Winter can be stressful for horses and can even bring some health problems. However, it is a good thing that we as horse owners can do something to help decrease their stress levels, if not prevent it. For horses, more specifically show horses, winter is just like any other season. They are sheltered in a heated barn and are covered with blankets, except during the show. This routine may not exactly apply to field horses or certain horses (in some countries) that may need to work, even in winter.
Stress in horses during the winter usually stems from neglect - whether intentional or not. Caring for a horse can be easy for an everyday task. For example, if you want to ride your horse every day, you make sure it is in its best condition so that it can perform well. However, when winter comes, more often than not the horses are left to graze and worse, forgotten.

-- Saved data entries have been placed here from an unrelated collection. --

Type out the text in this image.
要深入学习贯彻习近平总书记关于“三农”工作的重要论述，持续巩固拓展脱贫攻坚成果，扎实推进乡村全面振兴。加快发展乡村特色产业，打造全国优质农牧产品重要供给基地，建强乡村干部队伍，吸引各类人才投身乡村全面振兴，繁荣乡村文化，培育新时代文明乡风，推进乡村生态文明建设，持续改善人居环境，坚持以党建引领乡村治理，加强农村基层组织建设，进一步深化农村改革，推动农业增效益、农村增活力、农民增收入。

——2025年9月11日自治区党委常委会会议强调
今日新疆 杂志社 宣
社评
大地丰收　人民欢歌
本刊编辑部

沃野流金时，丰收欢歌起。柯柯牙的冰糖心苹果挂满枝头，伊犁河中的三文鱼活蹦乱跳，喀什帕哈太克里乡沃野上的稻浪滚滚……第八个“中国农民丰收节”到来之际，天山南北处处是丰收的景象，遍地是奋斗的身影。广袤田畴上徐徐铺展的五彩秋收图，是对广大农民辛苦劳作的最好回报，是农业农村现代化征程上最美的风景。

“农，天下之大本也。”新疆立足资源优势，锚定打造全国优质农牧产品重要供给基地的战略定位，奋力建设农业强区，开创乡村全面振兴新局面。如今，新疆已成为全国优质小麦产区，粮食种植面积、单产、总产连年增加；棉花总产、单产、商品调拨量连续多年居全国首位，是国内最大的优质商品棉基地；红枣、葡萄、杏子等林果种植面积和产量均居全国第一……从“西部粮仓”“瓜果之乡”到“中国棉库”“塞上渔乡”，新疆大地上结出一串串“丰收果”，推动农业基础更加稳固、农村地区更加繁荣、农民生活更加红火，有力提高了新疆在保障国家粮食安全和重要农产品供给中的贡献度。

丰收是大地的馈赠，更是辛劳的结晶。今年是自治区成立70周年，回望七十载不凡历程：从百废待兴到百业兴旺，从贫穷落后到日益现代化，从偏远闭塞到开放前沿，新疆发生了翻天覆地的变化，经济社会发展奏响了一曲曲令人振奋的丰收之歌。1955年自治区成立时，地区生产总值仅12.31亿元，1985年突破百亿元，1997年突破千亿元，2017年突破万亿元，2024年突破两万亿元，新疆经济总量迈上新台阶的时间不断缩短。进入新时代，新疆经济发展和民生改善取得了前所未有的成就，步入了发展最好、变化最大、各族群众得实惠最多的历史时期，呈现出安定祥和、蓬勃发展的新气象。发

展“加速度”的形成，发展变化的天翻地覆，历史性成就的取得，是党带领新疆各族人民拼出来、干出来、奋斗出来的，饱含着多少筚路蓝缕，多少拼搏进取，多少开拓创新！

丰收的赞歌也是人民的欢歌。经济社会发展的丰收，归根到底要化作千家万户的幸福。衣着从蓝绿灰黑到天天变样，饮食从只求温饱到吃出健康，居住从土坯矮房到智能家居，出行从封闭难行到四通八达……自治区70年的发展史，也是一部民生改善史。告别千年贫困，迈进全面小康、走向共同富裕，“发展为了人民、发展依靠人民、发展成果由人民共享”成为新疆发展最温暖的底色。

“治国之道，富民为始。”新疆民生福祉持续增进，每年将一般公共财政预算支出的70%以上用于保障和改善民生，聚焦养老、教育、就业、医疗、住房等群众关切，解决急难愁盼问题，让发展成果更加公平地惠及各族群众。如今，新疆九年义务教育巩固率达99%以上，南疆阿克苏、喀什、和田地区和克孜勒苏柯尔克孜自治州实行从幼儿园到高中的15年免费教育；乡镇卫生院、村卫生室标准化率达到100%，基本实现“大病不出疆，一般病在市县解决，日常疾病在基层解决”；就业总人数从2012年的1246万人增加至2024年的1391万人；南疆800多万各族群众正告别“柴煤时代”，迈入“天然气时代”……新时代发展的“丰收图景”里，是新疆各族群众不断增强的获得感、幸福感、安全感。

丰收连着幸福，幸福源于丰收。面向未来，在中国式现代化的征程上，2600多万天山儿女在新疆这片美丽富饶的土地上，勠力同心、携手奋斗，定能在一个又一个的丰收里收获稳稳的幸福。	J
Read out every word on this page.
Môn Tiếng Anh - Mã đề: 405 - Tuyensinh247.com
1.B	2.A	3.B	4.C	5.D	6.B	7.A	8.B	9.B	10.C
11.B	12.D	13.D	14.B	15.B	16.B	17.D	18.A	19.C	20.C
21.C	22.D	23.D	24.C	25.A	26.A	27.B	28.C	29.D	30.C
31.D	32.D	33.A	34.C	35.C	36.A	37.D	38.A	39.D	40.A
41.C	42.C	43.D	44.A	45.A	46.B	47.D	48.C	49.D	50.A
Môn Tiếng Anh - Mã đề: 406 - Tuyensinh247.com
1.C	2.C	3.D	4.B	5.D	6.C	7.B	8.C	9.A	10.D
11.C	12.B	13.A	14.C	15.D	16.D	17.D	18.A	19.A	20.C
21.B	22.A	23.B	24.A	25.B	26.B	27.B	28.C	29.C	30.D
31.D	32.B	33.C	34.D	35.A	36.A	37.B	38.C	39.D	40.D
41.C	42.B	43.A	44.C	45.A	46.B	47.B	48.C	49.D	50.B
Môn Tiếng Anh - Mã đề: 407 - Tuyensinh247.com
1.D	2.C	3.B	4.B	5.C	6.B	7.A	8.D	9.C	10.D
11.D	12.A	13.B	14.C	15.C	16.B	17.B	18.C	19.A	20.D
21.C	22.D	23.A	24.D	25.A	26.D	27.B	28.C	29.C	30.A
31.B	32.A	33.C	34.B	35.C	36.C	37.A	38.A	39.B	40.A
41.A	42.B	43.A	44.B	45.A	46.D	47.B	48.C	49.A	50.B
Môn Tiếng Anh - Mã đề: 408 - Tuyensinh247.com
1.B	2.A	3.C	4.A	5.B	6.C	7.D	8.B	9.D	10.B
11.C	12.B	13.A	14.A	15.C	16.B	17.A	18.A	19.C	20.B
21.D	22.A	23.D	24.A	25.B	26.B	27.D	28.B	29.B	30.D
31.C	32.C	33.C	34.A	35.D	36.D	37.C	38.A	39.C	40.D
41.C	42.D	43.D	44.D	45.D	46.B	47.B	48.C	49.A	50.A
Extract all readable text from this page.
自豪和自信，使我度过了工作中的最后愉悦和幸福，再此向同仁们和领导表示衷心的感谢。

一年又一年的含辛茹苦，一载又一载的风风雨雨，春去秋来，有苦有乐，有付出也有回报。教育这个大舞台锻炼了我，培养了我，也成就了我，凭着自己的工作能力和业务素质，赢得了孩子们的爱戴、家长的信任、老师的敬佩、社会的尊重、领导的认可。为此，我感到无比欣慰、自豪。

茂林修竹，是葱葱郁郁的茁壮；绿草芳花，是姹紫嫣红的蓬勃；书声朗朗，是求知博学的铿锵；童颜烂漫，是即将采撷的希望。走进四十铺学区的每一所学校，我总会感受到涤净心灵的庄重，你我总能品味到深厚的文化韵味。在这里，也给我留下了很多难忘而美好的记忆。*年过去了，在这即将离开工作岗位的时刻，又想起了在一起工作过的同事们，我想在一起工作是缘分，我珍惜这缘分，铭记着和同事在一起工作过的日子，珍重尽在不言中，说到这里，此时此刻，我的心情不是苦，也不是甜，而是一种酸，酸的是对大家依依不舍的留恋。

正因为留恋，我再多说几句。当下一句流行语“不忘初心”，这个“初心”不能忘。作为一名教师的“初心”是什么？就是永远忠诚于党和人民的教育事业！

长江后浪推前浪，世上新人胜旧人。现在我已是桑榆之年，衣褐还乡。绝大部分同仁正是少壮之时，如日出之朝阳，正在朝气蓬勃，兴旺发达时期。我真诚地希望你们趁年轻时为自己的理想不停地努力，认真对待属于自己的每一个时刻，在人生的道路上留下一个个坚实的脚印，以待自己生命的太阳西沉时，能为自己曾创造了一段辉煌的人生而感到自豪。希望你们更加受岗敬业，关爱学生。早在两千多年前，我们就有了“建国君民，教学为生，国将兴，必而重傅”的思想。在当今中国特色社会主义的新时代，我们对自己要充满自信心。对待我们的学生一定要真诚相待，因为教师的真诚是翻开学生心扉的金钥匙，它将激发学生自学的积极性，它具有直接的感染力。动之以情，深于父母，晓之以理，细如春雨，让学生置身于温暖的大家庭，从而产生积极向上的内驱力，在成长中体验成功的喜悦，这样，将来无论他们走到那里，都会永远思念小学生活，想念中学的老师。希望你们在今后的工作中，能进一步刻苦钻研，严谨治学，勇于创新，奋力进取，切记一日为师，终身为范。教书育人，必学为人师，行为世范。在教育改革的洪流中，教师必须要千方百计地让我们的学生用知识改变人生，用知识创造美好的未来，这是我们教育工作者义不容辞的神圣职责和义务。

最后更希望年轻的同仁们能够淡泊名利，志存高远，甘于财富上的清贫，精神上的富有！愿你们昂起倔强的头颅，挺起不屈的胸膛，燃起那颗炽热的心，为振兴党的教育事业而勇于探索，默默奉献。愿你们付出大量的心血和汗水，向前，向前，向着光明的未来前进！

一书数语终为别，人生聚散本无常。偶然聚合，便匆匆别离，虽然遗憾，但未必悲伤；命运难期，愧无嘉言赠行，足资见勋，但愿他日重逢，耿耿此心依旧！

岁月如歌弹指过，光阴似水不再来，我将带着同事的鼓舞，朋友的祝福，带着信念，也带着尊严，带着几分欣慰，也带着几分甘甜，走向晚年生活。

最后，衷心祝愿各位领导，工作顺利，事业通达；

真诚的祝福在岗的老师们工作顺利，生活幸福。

A common aspect of neglect is in the care of a horse's hooves. Many homeowners think hoof care is unnecessary when winter arrives. It is true that hooves grow at a faster rate in summer than in winter, but the point is that hooves continue to grow during these winter months. It can be stressful when horses walk on frozen ground and the solution is to take care of the horse's hooves regularly, even in winter.
During the winter, horses also spend most of the time in the stable, which can have its own set of advantages and disadvantages. By nature, horses feed on runoff and spend around 18 hours of grazing time. They have a digestive system intended for the distribution of a continuous diet. However, the modern way of handling horses, especially show horses, means keeping horses in the stables more often by giving a diet high in starch but low in fiber. This would mean that their stomachs will empty at a faster rate. With this practice and routine, gastric ulcers in horses can develop clinical signs like, dull coat, weight loss, and loss of appetite could manifest themselves. The only sure way to identify the presence of ulcers and their severity is through an endoscopic procedure, which your veterinarian can perform. The most popular way to treat gastric ulcers in horses is through the use of Equine Omeprazole. But still, prevention goes a long way and you can prevent ulcers in horses by feeding them often in smaller portions. Avoid feeding a large amount of food at one time. prevention goes a long way and you can prevent ulcers in horses by feeding them often in smaller portions. Avoid feeding a large amount of food at one time. prevention goes a long way and you can prevent ulcers in horses by feeding them often in smaller portions. Avoid feeding a large amount of food at one time.
Other considerations include the components of a horse's diet. Water is an important part of the equine diet and during the winter it is not enough for the horse to obtain its water source from snow or ice. Horses still need cool water. Dehydration is a stress that can develop during the winter and to avoid this you just need to make sure your horse has access to cool, unfrozen water. A water heating unit would do the trick.
Winter should not be a barrier to proper horse care practices. You don't have to learn a lot just to know how to cope with winter stress. It just takes basic observation skills and having a little common sense to deal with it.